“Ruth Stout’s Garden”

I didn’t know anything about Ruth Stout before reading this post on Margaret Roach’s Web site (if you visit the site, check out the tomato grafting piece, I knew nothing about that process either). I was immediately attracted to Ruth’s gardening methods, mainly because my body has been telling me to start “gardening without working” for the past several seasons. Sure, there’s some work involved, and I do it, but my tolerance for aching bones has decreased exponentially as I’ve gotten older. Not only that, but it seems to take forever to recover from an aching back!

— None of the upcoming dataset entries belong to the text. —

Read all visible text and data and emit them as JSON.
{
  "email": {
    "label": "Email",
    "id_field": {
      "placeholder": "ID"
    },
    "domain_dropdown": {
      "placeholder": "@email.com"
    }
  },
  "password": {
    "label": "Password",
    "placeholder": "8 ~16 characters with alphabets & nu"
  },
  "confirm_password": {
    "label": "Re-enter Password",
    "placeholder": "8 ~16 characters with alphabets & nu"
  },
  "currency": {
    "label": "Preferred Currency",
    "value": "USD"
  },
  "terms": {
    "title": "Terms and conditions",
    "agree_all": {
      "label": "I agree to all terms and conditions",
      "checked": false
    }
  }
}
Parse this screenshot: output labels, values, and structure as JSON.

So, I’ve a mind to put some of Ruth’s methodology to the test for the 2010 growing season.

Margaret’s question “2010 resolution: a ‘no-work’ garden?” might not have a definitive answer, but if planting potatoes above ground turns out to be viable, who cares?

There’s three parts to the “Ruth Stout’s Garden” video series, watch them all if you can, they’re worth your time.

A couple of endnotes:

Felder Rushing tells me he’s discovered a “slow gardening” method and I’m expecting to read something from him about that in the near future.

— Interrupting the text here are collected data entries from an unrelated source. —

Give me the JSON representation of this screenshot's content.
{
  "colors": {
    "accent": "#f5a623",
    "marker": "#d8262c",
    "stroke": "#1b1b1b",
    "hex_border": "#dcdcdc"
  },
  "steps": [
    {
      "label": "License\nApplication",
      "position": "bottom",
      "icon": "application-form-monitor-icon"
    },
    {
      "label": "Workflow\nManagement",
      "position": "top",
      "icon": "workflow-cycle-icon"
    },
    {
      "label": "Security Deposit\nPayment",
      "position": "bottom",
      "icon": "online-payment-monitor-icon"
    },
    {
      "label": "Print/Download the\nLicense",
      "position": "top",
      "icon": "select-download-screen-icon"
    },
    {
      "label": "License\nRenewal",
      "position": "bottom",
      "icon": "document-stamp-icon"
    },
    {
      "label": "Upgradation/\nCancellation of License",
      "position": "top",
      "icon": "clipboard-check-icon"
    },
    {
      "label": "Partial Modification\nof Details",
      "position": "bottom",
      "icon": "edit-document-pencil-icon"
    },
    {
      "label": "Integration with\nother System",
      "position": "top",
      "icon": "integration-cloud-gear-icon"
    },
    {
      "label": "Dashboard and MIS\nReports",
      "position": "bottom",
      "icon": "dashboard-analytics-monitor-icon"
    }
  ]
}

Elizabeth Tenerelli and I have something planned that involves words and beautiful pictures, I’m sure you’ll want to see it.


By TC Conner

Pro hobbyist photographer, drone enthusiast, musician, husband and father.

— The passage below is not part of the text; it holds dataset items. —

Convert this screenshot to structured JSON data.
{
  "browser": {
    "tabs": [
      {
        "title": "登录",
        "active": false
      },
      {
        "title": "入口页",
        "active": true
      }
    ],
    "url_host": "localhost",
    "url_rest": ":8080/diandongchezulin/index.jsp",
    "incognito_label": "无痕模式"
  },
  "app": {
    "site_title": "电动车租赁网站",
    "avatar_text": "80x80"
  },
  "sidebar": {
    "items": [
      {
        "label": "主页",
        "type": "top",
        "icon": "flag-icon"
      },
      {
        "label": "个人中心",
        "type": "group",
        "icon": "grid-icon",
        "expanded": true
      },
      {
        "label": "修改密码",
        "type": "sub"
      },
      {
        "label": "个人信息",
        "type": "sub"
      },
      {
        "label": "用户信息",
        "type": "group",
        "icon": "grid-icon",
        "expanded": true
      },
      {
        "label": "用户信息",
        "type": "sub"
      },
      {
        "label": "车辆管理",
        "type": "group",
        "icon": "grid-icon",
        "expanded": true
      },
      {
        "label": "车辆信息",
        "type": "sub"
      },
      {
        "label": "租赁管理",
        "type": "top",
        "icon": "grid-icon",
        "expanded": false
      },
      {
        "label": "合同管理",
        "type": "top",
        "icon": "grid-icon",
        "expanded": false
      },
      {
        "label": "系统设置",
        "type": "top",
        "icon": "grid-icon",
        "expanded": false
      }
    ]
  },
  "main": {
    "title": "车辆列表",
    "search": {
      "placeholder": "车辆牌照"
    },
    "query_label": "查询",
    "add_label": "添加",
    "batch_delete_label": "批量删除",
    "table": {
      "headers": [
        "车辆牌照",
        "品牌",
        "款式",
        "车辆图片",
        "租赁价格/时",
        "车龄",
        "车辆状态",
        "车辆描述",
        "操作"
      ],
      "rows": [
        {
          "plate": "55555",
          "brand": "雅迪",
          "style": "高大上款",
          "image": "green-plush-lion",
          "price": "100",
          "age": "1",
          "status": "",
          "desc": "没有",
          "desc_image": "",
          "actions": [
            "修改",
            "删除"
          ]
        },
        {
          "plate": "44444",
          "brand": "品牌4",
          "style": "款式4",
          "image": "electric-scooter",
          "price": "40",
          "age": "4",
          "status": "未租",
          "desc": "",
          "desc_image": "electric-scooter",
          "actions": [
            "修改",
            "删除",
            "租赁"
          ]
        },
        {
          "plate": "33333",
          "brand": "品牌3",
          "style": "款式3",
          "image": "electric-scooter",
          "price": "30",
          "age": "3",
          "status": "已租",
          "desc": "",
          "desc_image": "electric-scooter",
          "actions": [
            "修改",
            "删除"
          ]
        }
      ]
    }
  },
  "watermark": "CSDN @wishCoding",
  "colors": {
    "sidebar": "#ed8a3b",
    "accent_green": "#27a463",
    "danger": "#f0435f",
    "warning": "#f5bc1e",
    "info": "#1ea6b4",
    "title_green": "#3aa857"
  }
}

10 replies on ““Ruth Stout’s Garden””

Oh I know what you mean, TC. Trying to figure out how much garden work can be left undone is our main focus right now. We just can’t physically do it anymore, and know it will only get worse as time goes on. Only thing to do is adjust our methods, and lower our expectations of tidiness. Which is probably a good thing anyway.

What a wonderful lady! If only more people shared her no-nonsense perspective on living. Then again, she probably wouldn’t want to be responsible for leading them along some paths they weren’t supposed to take. As for her gardening methods, I wish I could find some real hay around here. The only thing we have available for mulch is pine straw, and that messes with the soil’s pH. Thanks for putting this video on your blog, TC. I hope your back holds up this spring. My husband has started doing some stretching/strengthening exercises from a book written by Egoscue. This guy’s main premise involves retraining your body and correcting your posture through movement. Maybe I’ll come up with a new gardening stretch and start a class.

I found that piece fascinating, too. I don’t know if I could completely switch over, but it sure looks like something I’d like to integrate into the veggie garden over the next few years.